POETA POR AMOR

Está ese poema maravilloso de Joan Margarit, “Amar es dónde” que dice:

«Amar es un lugar.

Perdura en lo más hondo: es de dónde venimos.

Y también el lugar donde queda la vida.»

Decía Joan Margarit que él se hizo poeta por amor. Y yo creo que es sin duda el mejor de los motivos para llevar a cabo algo, cualquier cosa, por mundana que sea, si se hace por amor, merece la pena.

Por amor uno vierte en el café de alguien un azucarillo y cuarto (por difícil que resulte calcular exactamente ese cuarto), por amor uno renuncia al mejor filete y a dormir hasta tarde, por amor uno aprende en qué consiste el Cálculo de Estructuras.

Margarit era arquitecto e impartía clases de Cálculo de Estructuras, una materia compleja como pocas.
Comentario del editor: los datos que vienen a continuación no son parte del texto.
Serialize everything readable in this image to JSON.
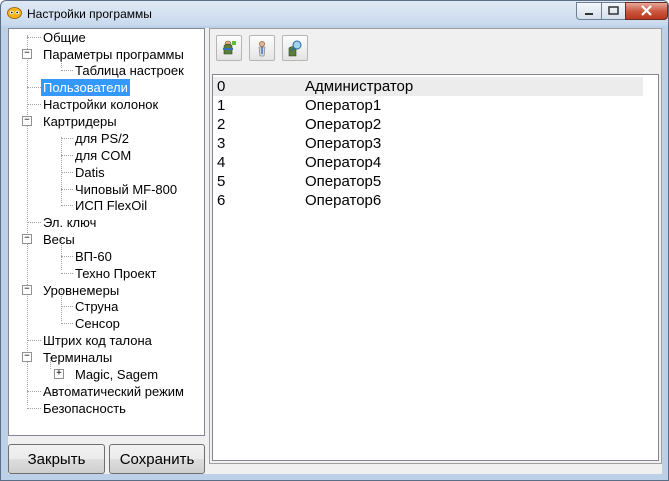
{
  "window": {
    "title": "Настройки программы"
  },
  "tree": {
    "items": [
      {
        "label": "Общие"
      },
      {
        "label": "Параметры программы"
      },
      {
        "label": "Таблица настроек"
      },
      {
        "label": "Пользователи"
      },
      {
        "label": "Настройки колонок"
      },
      {
        "label": "Картридеры"
      },
      {
        "label": "для PS/2"
      },
      {
        "label": "для COM"
      },
      {
        "label": "Datis"
      },
      {
        "label": "Чиповый MF-800"
      },
      {
        "label": "ИСП FlexOil"
      },
      {
        "label": "Эл. ключ"
      },
      {
        "label": "Весы"
      },
      {
        "label": "ВП-60"
      },
      {
        "label": "Техно Проект"
      },
      {
        "label": "Уровнемеры"
      },
      {
        "label": "Струна"
      },
      {
        "label": "Сенсор"
      },
      {
        "label": "Штрих код талона"
      },
      {
        "label": "Терминалы"
      },
      {
        "label": "Magic, Sagem"
      },
      {
        "label": "Автоматический режим"
      },
      {
        "label": "Безопасность"
      }
    ],
    "selected": "Пользователи",
    "expander_expanded": "−",
    "expander_collapsed": "+"
  },
  "buttons": {
    "close_label": "Закрыть",
    "save_label": "Сохранить"
  },
  "toolbar": {
    "icons": [
      "add-user-icon",
      "edit-user-icon",
      "find-user-icon"
    ]
  },
  "users": {
    "rows": [
      {
        "id": "0",
        "name": "Администратор"
      },
      {
        "id": "1",
        "name": "Оператор1"
      },
      {
        "id": "2",
        "name": "Оператор2"
      },
      {
        "id": "3",
        "name": "Оператор3"
      },
      {
        "id": "4",
        "name": "Оператор4"
      },
      {
        "id": "5",
        "name": "Оператор5"
      },
      {
        "id": "6",
        "name": "Оператор6"
      }
    ]
  },
  "colors": {
    "selection": "#3399ff",
    "titlebar": "#c9daee",
    "close_button": "#c9543c"
  }
}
Consiste nada menos que en encontrar, mediante cálculos matemáticos, el equilibrio exacto para que algo (un puente, un edificio, una cubierta…)  no se derrumbe (desde luego, no soy docta en la materia, pero comparto mi vida con un arquitecto, y ya saben, “uno por amor…”).

Al final, el poeta encontró ese equilibrio (que tan bien sabía calcular en arquitectura) en las palabras, en la poesía. Y, casi por accidente, se hizo poeta, poeta por amor.